Frankfurter Rundschau 26.11.1999

Todesurteil gegen Öcalan bleibt

Türkei will Spruch des Europäischen Gerichtshofs abwarten

Von Gerd Höhler

Der Kassationshof in Ankara, das oberste türkische Berufungsgericht, hat am Donnerstag das Todesurteil gegen PKK-Chef Abdullah Öcalan bestätigt. Dessen Anwälte wollen nun den Europäischen Gerichtshof für Menschenrechte anrufen.

ATHEN, 25. November. Dem Chef der verbotenen kurdischen Arbeiterpartei PKK droht nach der Entscheidung des Berufungsgerichts weiter die Hinrichtung. Ende Juni war Öcalan wegen Hochverrats zum Tode verurteilt worden. Seine Verteidiger hatten ihren Revisionsantrag unter anderem damit begründet, dass die Verschleppung des PKK-Chefs aus Kenia Ende Februar rechtswidrig gewesen sei. Auch hätte das Staatssicherheitsgericht die Friedensappelle Öcalans strafmildernd in Betracht ziehen müssen.

Die fünf Richter der 9. Kammer des Kassationshofes kamen jetzt jedoch einstimmig zu dem Beschluss, das Verfahren sei juristisch korrekt geführt worden. Damit muss nun das türkische Parlament über eine Vollstreckung des Todesurteils entscheiden. In der Türkei sind zwar in den vergangenen Jahren Todesurteile gefällt worden, die bislang letzte Hinrichtung gab es jedoch 1984. Im Fall Öcalan gibt es allerdings beträchtlichen Druck der Öffentlichkeit. Vor dem Kassationshof demonstrierten am Donnerstag Angehörige von Soldaten, die im Kurdenkrieg gefallen sind, mit Sprechchören wie "Aufhängen, aufhängen!" für die Hinrichtung.
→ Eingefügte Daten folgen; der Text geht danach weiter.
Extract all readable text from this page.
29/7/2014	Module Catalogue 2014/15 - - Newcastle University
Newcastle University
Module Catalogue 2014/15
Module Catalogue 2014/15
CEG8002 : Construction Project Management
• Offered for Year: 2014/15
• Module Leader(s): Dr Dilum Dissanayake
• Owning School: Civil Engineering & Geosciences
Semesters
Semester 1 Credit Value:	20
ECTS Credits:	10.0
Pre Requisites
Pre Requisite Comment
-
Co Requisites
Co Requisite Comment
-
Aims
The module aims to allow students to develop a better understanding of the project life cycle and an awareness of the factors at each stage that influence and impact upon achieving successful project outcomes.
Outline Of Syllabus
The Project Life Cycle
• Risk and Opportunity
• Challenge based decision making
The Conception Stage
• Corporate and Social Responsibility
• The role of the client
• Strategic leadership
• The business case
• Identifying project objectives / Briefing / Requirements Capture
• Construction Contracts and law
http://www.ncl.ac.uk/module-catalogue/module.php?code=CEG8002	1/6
Ministerpräsident Bülent Ecevit, selbst erklärter Gegner der Todesstrafe, scheint nun auf Zeit spielen zu wollen. Der türkische Premier weiß, dass eine Exekution die Bemühungen seines Landes um eine Annäherung an die EU um Jahre zurückwerfen würde. Bevor der Fall Öcalan dem Parlament vorgelegt wird, werde man die Straßburger Entscheidung abwarten, sagte Ecevit. Agenturberichten zufolge wird der Gerichtshof am Dienstag ein Dringlichkeitsverfahren mit aufschiebender Wirkung prüfen. Die Straßburger Richter könnten das Urteil aufheben. Das Verfahren dürfte bis zu zwei Jahren dauern.

Offenbar im Zusammenhang mit dem Gerichtsbeschluss stürmten 40 Demonstranten in Ankara die Zentrale der türkischen Menschenrechts-Vereinigung (IHD). Sie verwüsteten die Büros und schlugen den IHD-Chef Hüsnü Öndül.

In Deutschland, unter anderem in Köln und Hamburg, demonstrierten Agenturen zufolge mehrere hundert Menschen friedlich gegen die Gerichtsentscheidung.